Two men were temporarily blocked from boarding a Southwest flight in Chicago on Wednesday when a passenger became nervous after overhearing them speak in Arabic. But once Maher Khalil and Anas Ayyad were allowed on the plane, the discrimination continued, Khalil says.
Khalil was carrying a small box, and the passengers demanded that he open it, he told NBC Philadelphia on Thursday.
Even though Khalil and his friend had already been delayed for no good reason while boarding, Khalil obliged, and shared the baklava inside the box with the passengers on the plane.
The two men were quick to condemn how ridiculous it was that they had been detained.
"If that person doesn't feel safe, let them take the bus," Khalil reportedly told the airline agent at the gate. "We're American citizens just like everybody else."
The airline said in a statement to Gawker on Saturday that the incident only lasted a few minutes.
"We had a slight delay boarding, lasting only a few minutes, while we completed a brief passenger conversation. All customers were boarded and traveled on to their scheduled destination, Philadelphia," the airline said. "Southwest Employees welcome hundreds of millions of Customers onboard annually. We are responsible for the comfort of all passengers and do not tolerate discrimination of any kind."

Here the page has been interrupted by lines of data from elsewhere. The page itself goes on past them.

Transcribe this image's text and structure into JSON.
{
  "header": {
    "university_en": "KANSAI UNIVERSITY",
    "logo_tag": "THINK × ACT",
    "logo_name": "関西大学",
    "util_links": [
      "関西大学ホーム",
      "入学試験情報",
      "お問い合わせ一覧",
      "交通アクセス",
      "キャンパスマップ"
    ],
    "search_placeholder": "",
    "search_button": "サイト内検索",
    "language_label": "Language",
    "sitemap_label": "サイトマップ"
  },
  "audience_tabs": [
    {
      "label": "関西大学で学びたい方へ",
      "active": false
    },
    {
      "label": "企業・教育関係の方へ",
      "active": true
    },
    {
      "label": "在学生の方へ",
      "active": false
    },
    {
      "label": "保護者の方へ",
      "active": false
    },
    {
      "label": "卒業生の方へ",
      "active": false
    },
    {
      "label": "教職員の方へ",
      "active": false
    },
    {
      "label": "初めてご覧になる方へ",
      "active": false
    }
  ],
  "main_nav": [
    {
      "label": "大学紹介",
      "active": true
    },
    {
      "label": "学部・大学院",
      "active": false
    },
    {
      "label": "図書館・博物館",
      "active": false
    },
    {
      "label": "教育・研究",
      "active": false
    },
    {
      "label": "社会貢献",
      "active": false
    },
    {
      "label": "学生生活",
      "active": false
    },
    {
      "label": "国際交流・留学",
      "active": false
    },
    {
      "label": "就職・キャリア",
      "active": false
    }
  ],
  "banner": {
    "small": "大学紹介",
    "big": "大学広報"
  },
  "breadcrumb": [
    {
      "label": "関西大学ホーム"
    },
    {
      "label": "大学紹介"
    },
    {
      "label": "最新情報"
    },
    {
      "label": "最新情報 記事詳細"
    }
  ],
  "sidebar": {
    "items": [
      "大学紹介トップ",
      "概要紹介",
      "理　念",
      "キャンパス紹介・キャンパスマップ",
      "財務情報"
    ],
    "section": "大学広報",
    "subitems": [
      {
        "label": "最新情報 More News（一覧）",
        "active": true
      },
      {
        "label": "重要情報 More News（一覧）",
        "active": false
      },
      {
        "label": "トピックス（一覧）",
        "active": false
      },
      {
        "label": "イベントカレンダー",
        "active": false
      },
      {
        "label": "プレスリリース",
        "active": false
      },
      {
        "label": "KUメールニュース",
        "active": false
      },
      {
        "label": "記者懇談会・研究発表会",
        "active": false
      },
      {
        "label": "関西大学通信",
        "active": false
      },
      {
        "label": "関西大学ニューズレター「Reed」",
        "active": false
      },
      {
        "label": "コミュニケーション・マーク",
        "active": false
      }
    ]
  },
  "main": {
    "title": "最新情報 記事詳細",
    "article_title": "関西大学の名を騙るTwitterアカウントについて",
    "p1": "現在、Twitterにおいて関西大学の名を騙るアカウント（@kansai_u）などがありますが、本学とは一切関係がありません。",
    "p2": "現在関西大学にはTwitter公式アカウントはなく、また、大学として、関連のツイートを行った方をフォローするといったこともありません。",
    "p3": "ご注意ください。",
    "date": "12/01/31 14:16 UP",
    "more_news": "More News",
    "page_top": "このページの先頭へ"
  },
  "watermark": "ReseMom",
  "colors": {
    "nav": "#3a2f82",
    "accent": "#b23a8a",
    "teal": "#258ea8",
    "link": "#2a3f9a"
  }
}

It wasn't the only reported incident of discrimination on the airline this week. Six men were removed from a flight from Chicago to Houston after reportedly asking other passengers to switch seats so they could all sit together, ABC Chicago reported. Passengers on the flight told the station that those who were removed all appeared to be of Middle Eastern descent.
The two episodes in Chicago are part of a larger string of Islamophobic incidents in the U.S. and Canada since the attacks in Paris last week.